7 things you may not know about US foreign assistance
Few Americans would disagree that the aim of US foreign assistance to developing countries must be to help people help themselves. But did you know…?
This post was originally published April 1, 2014 and was updated April 14, 2017.
1) Foreign assistance is a bargain.
For the last few years, the US devoted just 0.8 percent of the federal budget to poverty-focused foreign assistance. In FY2015, the US government spent $28.7 billion on it around the world. Cutting foreign aid will not solve our nation’s budget problems, but it will impact the efforts of local leaders around the world making positive changes in their nations and neighborhoods.
2) The majority of Americans support foreign assistance.
When told that the US spends less than 1 percent of the federal budget on foreign aid, 60 percent of Americans think that we should preserve that spending or spend more to reduce hunger and poverty around the world. US foreign assistance pays dividends for Americans too, by contributing to economic growth and a more stable world for us all.

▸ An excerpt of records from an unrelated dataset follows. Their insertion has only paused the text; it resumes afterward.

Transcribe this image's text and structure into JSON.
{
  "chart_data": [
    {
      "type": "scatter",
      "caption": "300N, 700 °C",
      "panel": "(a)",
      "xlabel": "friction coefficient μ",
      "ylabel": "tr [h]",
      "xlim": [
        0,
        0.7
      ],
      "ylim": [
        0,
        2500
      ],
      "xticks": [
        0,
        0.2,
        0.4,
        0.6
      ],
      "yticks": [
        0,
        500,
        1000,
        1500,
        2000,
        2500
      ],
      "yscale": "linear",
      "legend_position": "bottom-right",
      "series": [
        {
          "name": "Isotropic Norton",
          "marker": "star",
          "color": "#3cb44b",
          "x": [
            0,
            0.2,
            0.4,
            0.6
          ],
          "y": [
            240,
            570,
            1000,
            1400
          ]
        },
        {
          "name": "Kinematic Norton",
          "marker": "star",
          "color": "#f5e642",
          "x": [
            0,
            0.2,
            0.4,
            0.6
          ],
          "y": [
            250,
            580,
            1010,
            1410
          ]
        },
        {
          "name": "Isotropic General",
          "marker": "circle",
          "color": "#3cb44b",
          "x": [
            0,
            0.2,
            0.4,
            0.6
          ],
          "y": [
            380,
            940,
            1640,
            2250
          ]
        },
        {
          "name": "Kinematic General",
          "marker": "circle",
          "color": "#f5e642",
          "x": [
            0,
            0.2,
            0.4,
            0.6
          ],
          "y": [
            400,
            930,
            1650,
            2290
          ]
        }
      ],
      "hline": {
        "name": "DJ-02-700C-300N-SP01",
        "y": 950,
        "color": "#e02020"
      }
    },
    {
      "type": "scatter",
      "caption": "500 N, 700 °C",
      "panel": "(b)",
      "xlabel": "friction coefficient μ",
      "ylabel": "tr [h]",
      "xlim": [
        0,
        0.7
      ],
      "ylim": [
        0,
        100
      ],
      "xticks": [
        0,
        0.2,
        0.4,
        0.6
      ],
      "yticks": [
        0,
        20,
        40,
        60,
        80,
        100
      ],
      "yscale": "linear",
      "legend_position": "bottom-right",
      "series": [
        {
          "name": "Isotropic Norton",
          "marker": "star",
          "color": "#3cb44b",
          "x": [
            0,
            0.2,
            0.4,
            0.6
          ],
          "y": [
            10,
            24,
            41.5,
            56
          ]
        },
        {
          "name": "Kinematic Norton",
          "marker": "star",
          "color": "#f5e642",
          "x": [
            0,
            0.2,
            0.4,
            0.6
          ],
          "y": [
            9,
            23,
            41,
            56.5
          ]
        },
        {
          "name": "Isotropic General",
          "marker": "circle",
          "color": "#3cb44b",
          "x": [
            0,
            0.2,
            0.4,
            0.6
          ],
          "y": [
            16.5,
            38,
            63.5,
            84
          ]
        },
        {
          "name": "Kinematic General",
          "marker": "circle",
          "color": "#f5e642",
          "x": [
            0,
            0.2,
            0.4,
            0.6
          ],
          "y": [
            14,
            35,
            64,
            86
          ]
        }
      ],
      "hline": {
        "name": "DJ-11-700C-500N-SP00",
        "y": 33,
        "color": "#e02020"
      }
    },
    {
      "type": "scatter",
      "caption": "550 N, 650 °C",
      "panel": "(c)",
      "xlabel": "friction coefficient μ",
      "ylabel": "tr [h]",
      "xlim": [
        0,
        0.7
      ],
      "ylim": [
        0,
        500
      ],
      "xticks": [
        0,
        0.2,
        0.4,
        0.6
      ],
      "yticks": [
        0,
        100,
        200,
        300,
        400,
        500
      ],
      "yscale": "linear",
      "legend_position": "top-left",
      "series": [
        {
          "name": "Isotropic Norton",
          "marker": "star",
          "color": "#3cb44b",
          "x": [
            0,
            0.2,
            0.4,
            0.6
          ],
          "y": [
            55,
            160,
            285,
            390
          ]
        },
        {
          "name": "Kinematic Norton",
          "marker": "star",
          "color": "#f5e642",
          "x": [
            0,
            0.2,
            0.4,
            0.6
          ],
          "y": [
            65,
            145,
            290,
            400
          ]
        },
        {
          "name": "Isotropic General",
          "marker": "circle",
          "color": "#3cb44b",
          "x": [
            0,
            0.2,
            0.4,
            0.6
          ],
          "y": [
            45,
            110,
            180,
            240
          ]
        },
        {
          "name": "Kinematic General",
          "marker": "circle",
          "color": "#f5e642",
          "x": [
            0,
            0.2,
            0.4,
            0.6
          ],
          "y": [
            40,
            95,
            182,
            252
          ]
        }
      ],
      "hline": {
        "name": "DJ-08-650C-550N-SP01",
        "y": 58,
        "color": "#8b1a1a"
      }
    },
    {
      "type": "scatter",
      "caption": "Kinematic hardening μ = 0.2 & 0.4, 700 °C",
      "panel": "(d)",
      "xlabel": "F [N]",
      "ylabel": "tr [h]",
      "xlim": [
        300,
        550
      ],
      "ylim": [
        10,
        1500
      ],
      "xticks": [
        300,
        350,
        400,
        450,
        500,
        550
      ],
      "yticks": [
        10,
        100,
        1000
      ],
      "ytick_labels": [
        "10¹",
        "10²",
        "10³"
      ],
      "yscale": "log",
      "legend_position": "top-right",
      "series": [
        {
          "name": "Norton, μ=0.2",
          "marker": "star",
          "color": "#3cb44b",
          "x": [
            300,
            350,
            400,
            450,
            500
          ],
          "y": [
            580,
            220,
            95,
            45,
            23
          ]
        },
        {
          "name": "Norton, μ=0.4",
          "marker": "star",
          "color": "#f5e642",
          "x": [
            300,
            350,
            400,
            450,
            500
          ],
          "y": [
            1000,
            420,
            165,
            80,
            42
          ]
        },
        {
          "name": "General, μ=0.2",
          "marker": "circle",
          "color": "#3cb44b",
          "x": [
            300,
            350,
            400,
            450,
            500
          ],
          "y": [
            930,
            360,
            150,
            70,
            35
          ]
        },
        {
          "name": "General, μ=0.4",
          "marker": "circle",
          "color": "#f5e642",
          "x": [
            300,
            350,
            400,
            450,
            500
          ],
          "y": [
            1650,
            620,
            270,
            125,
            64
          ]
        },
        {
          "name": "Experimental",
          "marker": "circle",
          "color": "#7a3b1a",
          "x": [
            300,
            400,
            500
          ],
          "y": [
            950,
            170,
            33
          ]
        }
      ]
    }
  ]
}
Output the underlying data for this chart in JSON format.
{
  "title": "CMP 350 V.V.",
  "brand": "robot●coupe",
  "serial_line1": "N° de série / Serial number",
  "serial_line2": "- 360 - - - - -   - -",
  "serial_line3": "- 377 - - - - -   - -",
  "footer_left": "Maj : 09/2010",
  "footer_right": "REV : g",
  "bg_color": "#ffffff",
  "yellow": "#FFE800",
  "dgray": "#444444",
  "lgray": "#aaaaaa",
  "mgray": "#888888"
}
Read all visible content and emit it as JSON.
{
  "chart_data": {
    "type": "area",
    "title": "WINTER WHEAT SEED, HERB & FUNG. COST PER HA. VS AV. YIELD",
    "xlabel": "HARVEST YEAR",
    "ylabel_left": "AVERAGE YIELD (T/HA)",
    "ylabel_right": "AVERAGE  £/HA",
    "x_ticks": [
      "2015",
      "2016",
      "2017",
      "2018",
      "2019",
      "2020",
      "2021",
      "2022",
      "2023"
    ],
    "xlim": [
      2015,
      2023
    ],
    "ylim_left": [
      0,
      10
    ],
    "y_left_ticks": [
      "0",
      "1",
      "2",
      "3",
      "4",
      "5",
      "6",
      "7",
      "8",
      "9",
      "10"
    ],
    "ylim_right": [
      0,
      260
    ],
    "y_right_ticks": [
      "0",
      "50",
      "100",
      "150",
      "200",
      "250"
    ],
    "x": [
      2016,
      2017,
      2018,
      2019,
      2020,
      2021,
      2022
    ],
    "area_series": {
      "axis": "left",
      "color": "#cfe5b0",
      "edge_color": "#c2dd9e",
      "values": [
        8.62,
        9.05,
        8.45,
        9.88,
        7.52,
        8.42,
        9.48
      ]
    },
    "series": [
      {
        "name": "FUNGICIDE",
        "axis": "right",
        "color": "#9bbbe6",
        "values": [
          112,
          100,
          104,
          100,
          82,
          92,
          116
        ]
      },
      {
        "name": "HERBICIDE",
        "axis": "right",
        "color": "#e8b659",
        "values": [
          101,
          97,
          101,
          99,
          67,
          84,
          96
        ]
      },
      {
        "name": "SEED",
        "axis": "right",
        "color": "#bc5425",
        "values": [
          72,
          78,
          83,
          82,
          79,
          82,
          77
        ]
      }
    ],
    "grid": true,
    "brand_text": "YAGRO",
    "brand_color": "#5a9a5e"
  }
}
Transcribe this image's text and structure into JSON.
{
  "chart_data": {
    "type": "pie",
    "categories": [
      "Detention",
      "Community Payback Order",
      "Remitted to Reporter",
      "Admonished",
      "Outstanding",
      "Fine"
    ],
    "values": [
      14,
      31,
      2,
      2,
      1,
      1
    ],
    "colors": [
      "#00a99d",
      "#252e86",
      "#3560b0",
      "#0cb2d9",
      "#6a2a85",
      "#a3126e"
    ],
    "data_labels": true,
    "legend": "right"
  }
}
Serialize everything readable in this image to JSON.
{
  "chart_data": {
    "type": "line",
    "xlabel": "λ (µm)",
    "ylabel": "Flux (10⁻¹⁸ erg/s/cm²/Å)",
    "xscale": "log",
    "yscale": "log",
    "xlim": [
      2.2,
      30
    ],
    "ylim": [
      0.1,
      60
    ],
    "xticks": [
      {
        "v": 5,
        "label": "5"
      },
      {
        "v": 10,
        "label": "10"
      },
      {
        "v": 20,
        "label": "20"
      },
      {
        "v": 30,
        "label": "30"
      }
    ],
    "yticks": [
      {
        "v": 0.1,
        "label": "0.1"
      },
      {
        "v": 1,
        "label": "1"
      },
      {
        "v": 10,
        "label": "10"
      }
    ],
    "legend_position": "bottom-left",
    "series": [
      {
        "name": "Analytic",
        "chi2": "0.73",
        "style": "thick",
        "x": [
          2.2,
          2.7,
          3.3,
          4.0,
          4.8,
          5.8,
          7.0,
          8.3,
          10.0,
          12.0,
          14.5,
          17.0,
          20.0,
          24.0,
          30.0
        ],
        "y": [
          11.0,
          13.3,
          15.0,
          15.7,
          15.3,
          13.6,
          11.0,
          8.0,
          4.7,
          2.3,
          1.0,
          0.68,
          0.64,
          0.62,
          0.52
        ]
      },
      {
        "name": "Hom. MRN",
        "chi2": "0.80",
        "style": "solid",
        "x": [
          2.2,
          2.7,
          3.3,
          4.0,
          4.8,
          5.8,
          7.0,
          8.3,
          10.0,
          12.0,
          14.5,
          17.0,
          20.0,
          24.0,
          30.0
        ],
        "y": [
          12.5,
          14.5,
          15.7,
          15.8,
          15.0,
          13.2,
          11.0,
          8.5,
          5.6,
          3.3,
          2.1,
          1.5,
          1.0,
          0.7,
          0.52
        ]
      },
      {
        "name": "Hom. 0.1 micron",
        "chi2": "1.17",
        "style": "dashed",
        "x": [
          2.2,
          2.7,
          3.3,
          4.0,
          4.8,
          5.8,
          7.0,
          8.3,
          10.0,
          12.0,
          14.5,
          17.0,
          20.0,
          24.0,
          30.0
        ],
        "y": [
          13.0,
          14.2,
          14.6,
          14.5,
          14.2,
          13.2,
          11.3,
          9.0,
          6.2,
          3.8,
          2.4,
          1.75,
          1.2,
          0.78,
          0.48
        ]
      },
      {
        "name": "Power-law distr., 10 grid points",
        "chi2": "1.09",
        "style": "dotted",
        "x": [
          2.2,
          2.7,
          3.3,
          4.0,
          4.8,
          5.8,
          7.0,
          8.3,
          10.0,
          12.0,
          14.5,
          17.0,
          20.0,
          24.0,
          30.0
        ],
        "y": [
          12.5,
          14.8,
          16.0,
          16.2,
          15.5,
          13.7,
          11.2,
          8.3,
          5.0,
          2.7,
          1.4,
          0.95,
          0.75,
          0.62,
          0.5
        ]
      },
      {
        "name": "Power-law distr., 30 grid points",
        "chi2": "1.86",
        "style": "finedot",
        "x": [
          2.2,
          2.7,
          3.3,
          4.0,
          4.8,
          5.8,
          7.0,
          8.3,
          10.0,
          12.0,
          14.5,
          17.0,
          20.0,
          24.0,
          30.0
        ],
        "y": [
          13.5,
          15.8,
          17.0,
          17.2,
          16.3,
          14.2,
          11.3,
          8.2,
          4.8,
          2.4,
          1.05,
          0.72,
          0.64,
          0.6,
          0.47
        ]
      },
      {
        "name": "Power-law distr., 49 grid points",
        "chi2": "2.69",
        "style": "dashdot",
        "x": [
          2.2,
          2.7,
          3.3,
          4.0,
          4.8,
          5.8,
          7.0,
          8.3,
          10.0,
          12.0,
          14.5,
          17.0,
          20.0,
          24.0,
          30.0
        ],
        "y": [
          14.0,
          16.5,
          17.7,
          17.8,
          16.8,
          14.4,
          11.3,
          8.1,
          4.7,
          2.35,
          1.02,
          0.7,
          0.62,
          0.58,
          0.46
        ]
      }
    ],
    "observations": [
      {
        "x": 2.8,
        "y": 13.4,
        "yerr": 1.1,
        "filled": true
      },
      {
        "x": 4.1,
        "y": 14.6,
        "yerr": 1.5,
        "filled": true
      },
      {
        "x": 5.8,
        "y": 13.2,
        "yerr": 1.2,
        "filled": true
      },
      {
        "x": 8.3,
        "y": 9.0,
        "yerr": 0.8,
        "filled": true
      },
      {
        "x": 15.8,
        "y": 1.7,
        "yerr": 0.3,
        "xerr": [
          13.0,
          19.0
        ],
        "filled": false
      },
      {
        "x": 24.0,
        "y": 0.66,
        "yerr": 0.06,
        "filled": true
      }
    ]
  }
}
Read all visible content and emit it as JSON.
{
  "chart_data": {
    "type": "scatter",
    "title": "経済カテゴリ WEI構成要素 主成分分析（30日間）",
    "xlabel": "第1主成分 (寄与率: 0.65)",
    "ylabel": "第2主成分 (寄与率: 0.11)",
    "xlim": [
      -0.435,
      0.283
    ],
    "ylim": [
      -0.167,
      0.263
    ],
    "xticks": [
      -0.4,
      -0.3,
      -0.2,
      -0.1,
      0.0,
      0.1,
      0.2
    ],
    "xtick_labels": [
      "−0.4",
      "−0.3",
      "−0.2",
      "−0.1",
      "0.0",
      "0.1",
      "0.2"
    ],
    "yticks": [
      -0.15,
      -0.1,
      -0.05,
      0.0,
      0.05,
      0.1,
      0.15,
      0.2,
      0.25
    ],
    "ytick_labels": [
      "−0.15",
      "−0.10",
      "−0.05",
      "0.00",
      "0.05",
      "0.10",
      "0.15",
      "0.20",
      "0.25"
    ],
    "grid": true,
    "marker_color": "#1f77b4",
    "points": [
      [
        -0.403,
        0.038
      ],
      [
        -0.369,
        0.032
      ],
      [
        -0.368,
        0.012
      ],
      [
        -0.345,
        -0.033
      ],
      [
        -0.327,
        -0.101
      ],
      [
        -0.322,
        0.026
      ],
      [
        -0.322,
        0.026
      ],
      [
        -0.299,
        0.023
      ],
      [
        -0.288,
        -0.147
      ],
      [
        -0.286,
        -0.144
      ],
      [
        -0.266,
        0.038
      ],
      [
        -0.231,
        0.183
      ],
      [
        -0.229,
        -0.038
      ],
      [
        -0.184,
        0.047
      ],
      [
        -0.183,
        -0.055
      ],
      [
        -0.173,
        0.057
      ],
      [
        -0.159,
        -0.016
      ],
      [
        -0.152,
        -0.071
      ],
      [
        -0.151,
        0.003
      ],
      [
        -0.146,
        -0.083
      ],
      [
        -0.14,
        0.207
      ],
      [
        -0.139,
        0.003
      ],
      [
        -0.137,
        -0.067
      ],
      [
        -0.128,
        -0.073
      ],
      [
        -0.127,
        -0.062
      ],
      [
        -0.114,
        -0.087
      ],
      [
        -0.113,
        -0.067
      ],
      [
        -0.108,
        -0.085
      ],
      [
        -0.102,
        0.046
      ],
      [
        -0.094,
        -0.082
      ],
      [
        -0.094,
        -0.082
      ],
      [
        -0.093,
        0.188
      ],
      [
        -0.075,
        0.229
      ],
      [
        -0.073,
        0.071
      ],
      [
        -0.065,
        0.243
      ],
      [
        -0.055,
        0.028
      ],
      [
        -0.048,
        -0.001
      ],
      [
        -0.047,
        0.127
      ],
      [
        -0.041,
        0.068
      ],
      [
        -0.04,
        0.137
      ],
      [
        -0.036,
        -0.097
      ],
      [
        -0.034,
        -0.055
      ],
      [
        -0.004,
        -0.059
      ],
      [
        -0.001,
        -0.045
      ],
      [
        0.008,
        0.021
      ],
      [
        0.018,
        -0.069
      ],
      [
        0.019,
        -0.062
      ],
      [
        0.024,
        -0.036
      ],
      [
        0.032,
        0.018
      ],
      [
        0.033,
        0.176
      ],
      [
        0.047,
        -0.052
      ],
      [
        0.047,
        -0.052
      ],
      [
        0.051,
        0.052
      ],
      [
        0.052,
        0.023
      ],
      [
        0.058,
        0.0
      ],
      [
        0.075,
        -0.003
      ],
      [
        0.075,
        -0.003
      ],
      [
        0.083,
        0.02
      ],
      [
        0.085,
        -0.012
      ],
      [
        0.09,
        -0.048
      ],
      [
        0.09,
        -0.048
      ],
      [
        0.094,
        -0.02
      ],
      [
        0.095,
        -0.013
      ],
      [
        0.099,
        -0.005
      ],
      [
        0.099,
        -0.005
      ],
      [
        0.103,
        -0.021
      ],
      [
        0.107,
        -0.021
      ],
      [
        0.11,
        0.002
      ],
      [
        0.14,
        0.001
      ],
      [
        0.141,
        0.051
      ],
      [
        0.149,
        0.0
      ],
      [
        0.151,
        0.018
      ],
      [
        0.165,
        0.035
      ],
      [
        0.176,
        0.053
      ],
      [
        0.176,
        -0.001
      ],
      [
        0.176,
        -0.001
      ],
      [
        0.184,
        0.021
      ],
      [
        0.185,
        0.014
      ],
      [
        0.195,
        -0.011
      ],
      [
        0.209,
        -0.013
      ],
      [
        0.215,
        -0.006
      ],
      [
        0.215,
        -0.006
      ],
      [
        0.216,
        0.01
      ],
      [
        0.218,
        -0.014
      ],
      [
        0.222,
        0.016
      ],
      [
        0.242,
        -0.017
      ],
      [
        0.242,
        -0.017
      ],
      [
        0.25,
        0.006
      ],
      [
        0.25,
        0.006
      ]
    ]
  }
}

3) Americans greatly overestimate how much the US spends on foreign assistance.
According to surveys, Americans on average think the US spends as much as 26 percent of the federal budget on foreign aid – more than on Social Security or Medicare – which is much different than the 0.8 percent reality.
4) Americans spend more on candy, sporting goods, and jewelry than the US government spends on poverty-reducing foreign assistance.
The US government spends about $89 per person on development aid. Compare that to what Americans spend: $107 per person on candy, the $209 per person on sporting goods, and $212 per person on jewelry.
Need we say more?
5) When you compare US foreign assistance to other industrialized nations, the US ranks low.
Even though the US is the largest bilateral donor of official development assistance in absolute dollars, it’s far from the most generous compared to the size of its economy. The US’s ODA contribution compared to GNI is only 0.18 percent in 2016. That puts the US in 22nd place behind most industrialized nations. Britain, for example, contributed 0.7 percent of its gross national income in 2016 – more than twice the US percentage.
6) Development assistance is not just wasted by corrupt governments.
The US does not directly provide most of its poverty-reducing aid to foreign governments, but instead through US-based government contractors and NGOs. The US government has checks in place to minimize the risk of fraud and abuse and if done right, foreign assistance can actually push local institutions (foreign government agencies, private sector firms, and local nonprofits) to do the right thing and increase accountability to both their citizens and US taxpayers.
7) Ensuring local community groups have a say in how aid programs are implemented makes a difference.
Yet US foreign assistance is often slow, bureaucratic, politically-driven, and implemented from the top down. That’s why organizations like Oxfam advocate with decision makers in Washington, DC. Oxfam works to not only protect poverty-focused foreign assistance, but to improve the way the US government delivers it.
Figures are taken and updated from Oxfam’s quick and easy guide, Foreign Aid 101, which dispels the common myths around foreign aid to developing countries and answers some fundamental questions as to why the US provides it and how it can be more effective.